You can also set sessions to expire, forcing the user to login again, which you often see on sensative sites like banking apps. This will be part of the inclass work so I won't write up an example here. However, if you have any more questions about sessions and cookies, you can read more about express-session and follow a tutorial here.

Using Passport

Passport lets you ask your users to log in via Google or Facebook, then manages the relevant sessions for you. That's it! All of the OAuth craziness is abstracted away.

###OAuth By Hand We have an small example application using OAuth in the word_cloud folder in this lesson folder that will use Twitter's API to generate a word cloud.
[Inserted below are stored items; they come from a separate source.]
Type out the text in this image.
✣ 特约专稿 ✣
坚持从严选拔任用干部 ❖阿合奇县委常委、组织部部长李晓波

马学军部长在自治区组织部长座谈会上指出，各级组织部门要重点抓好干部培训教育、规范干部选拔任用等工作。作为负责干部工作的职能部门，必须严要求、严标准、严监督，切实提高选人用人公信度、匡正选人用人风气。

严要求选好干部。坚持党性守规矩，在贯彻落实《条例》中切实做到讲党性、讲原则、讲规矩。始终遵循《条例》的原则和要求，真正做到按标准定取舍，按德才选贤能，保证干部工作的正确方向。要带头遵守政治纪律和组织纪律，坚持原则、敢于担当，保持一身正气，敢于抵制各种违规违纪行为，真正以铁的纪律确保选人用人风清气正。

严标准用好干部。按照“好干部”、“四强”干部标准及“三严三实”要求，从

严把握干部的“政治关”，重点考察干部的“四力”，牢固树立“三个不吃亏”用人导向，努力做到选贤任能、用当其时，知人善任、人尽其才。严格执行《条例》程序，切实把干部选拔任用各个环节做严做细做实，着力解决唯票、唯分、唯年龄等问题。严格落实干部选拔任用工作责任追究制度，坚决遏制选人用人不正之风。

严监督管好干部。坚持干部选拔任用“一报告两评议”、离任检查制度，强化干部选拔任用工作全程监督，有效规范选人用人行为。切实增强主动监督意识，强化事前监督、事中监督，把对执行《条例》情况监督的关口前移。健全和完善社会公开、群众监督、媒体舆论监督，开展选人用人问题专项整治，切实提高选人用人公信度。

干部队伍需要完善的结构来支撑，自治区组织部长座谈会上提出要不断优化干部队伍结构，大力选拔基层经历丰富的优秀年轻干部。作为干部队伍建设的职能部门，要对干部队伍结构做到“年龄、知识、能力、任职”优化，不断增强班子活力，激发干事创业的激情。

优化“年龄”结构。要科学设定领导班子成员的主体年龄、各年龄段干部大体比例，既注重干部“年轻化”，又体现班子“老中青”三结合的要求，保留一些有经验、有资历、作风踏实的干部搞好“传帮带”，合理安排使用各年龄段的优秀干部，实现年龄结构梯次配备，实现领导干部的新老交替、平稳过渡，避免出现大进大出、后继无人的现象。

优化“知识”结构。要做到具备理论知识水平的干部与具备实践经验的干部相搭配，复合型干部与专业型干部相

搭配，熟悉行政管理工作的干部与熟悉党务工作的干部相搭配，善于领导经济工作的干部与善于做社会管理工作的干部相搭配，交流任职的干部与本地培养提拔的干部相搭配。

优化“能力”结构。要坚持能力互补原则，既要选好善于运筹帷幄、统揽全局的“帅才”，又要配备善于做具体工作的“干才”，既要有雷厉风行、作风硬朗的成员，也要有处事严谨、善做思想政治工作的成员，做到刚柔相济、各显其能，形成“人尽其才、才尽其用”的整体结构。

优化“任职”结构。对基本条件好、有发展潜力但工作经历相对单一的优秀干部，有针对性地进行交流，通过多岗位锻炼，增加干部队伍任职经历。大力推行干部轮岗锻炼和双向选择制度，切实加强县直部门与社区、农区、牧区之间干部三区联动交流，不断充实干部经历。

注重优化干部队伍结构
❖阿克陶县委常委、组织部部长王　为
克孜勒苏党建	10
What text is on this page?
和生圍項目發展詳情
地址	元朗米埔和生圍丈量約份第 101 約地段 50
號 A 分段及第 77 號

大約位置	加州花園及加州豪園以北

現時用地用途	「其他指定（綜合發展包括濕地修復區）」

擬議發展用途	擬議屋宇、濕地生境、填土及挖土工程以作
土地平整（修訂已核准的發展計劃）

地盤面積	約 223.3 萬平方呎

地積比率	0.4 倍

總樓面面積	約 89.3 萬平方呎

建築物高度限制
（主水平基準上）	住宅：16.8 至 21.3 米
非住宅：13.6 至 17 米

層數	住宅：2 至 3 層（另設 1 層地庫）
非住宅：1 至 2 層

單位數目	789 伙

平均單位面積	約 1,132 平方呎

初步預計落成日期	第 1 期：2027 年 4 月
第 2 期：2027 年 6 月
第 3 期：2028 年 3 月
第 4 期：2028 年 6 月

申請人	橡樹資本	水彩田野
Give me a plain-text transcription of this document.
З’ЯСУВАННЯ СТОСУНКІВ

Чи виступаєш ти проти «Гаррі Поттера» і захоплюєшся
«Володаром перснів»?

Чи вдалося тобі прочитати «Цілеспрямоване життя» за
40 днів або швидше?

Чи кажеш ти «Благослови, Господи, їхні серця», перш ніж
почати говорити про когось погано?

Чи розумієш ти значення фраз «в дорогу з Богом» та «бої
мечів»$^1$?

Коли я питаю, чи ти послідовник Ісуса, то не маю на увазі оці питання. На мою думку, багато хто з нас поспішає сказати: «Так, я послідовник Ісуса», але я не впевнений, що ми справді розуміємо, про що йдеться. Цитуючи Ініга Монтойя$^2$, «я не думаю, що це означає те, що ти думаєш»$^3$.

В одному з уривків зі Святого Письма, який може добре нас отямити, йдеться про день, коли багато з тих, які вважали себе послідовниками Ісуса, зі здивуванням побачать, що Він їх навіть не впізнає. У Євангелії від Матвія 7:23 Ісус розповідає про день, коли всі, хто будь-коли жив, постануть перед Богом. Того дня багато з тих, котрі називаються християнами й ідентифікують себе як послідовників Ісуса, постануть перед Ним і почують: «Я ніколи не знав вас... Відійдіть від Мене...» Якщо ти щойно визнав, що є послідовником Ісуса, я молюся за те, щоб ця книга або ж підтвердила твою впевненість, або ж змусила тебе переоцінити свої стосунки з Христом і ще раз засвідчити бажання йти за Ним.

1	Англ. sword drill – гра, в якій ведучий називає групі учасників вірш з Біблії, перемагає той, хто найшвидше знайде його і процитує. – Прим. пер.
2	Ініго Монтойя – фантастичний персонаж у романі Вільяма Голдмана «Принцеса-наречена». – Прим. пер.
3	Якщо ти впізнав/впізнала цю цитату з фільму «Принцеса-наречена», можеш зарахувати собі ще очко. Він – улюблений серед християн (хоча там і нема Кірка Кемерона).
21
This example will show you how to build an OAuth request from scratch. While we hope you won't have to do that out in the real world unless absolutely necessary, we thought it might be nice to show you one so you can appreciate all of the heavy lifting some of the OAuth libraries take care of for you.

###Can I set up my own OAuth server? So you want to use OAuth to authenticate and authorize your API users, huh? Unfortunately that's just outside the scope of this class, but know that if you do get to that point someday, there are some great packages available (on npm) that can help you get a basic setup running fairly quickly.